Two weeks later, Schieffer belittled conservatives as irresponsible teenagers, lecturing Senate GOP leader Mitch McConnell: “Some people say that the Republican Party has been held hostage by the Tea Party. One of our Facebook followers sent in an interesting analogy and said, ‘Why are Republicans allowing freshman congressmen to control this debate?’ and this person said, ‘It’s like letting the teenager in the family run the family budget.’ I mean, there’s some truth in that.”
■ In 2010, when the Tea Party peacefully protested on Capitol Hill during the final ObamaCare debate, Schieffer pushed the false narrative of liberals. Opening the March 21, 2010 Face the Nation, Schieffer claimed: “A year-long debate that’s been rancorous and mean from the start turned even nastier yesterday....[Demonstrators] hurled racial epithets, even at civil rights icon John Lewis of Georgia....One lawmaker said it was like a page out of a time machine.”
As the campaign that year wore on, Schieffer mocked Tea Party candidates as “extreme” and “an exotic crew.” (August 29, 2010 Face the Nation.) Six weeks before Election Day, Schieffer went on the CBS Evening News to suggest that the GOP had jeopardized their chances by nominating such extreme candidates.
“It is very much like 1964,” Schieffer argued. “They threw out all the establishment candidates, they threw out their party leaders and they nominated Barry Goldwater who — fine man — but he was far to the right of most of the people in his party, and they lost in a landslide. And that’s why you have establishment Republicans worried about what’s going to happen now in November.”

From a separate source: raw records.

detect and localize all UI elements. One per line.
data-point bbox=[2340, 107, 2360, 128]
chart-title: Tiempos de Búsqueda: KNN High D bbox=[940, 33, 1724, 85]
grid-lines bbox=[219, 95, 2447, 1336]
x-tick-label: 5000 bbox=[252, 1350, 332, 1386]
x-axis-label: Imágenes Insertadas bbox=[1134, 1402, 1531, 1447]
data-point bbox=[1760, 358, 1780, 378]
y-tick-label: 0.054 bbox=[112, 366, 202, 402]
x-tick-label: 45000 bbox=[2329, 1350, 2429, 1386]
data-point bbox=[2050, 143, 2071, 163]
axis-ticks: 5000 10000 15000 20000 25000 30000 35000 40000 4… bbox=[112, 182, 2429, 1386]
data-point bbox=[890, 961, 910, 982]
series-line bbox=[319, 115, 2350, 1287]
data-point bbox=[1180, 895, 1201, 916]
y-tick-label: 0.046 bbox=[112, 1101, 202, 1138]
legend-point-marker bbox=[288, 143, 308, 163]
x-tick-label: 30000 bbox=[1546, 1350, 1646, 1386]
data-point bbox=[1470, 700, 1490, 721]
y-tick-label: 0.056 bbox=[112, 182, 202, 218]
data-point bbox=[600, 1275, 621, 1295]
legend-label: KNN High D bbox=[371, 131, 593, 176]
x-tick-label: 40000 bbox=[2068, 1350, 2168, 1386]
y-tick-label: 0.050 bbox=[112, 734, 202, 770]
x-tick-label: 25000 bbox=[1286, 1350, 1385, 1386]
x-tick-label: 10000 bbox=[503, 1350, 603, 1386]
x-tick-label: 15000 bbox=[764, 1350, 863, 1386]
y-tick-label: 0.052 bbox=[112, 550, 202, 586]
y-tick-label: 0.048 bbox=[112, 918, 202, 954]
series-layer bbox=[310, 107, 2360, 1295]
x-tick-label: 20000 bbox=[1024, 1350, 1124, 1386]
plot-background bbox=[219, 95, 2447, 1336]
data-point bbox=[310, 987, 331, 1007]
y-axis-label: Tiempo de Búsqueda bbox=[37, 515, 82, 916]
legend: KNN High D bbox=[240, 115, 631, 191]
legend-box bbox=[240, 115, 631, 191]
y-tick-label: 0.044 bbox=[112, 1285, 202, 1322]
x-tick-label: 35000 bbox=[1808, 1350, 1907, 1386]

On Election Day, the GOP won in a landslide, picking up 63 House seats, 5 Senate seats, and 6 governorships. So much for Schieffer’s political insight that conservatism is a turn-off.
■ In 2009, Schieffer was awed by the sight of Barack Obama on Inauguration Day. On the January 23, 2009 CBS Evening News, Schieffer fawned: “With the severity of the problems he faced, no human, no matter how confident, it seems to me, could look out on that crowd and not wonder: ‘Can I live up to the expectations of all those people?’ Yet, in the three days since then, he has laid out an ambitious program, promises of more transparency in government, new walls between the government and special interests by executive order. He will close Guantanamo prison and outlaw torture. He has told the world that we will practice what we preach.”
He was equally giddy when Obama picked liberal Judge Sonia Sotomayor for the Supreme Court that May, cooing during live coverage on May 26, 2009: “This woman has a life story that you couldn’t make up! I mean, you know, she’s born in the public projects, in the shadow of Yankee Stadium, a single parent household, she goes to a Catholic school, she gets scholarships to the best schools in the country, Princeton and Yale, she overcomes all that while dealing with diabetes all her life, and she is Hispanic....This was the political advisor’s dream candidate.”
But Schieffer was scornful of those who criticized Obama’s radical policies, commiserating with the President on Face the Nation, September 20, 2009: “It seems to me that there is a sort of meanness that’s settled over our political dialogue. It started this summer at these town hall meetings....President Carter is now saying that he thinks it’s racial. Nancy Pelosi says it could be dangerous. What do you think it’s all about?”
Schieffer’s bias, like his career, goes back decades. Right now, it’s up to him how he approaches tonight’s debate: He can choose to be a neutral moderator, like Jim Lehrer did at the first debate, and let the candidates mix it up if they wish. Or he can choose the path of Martha Raddatz and Candy Crowley, and step into the fray as a participant.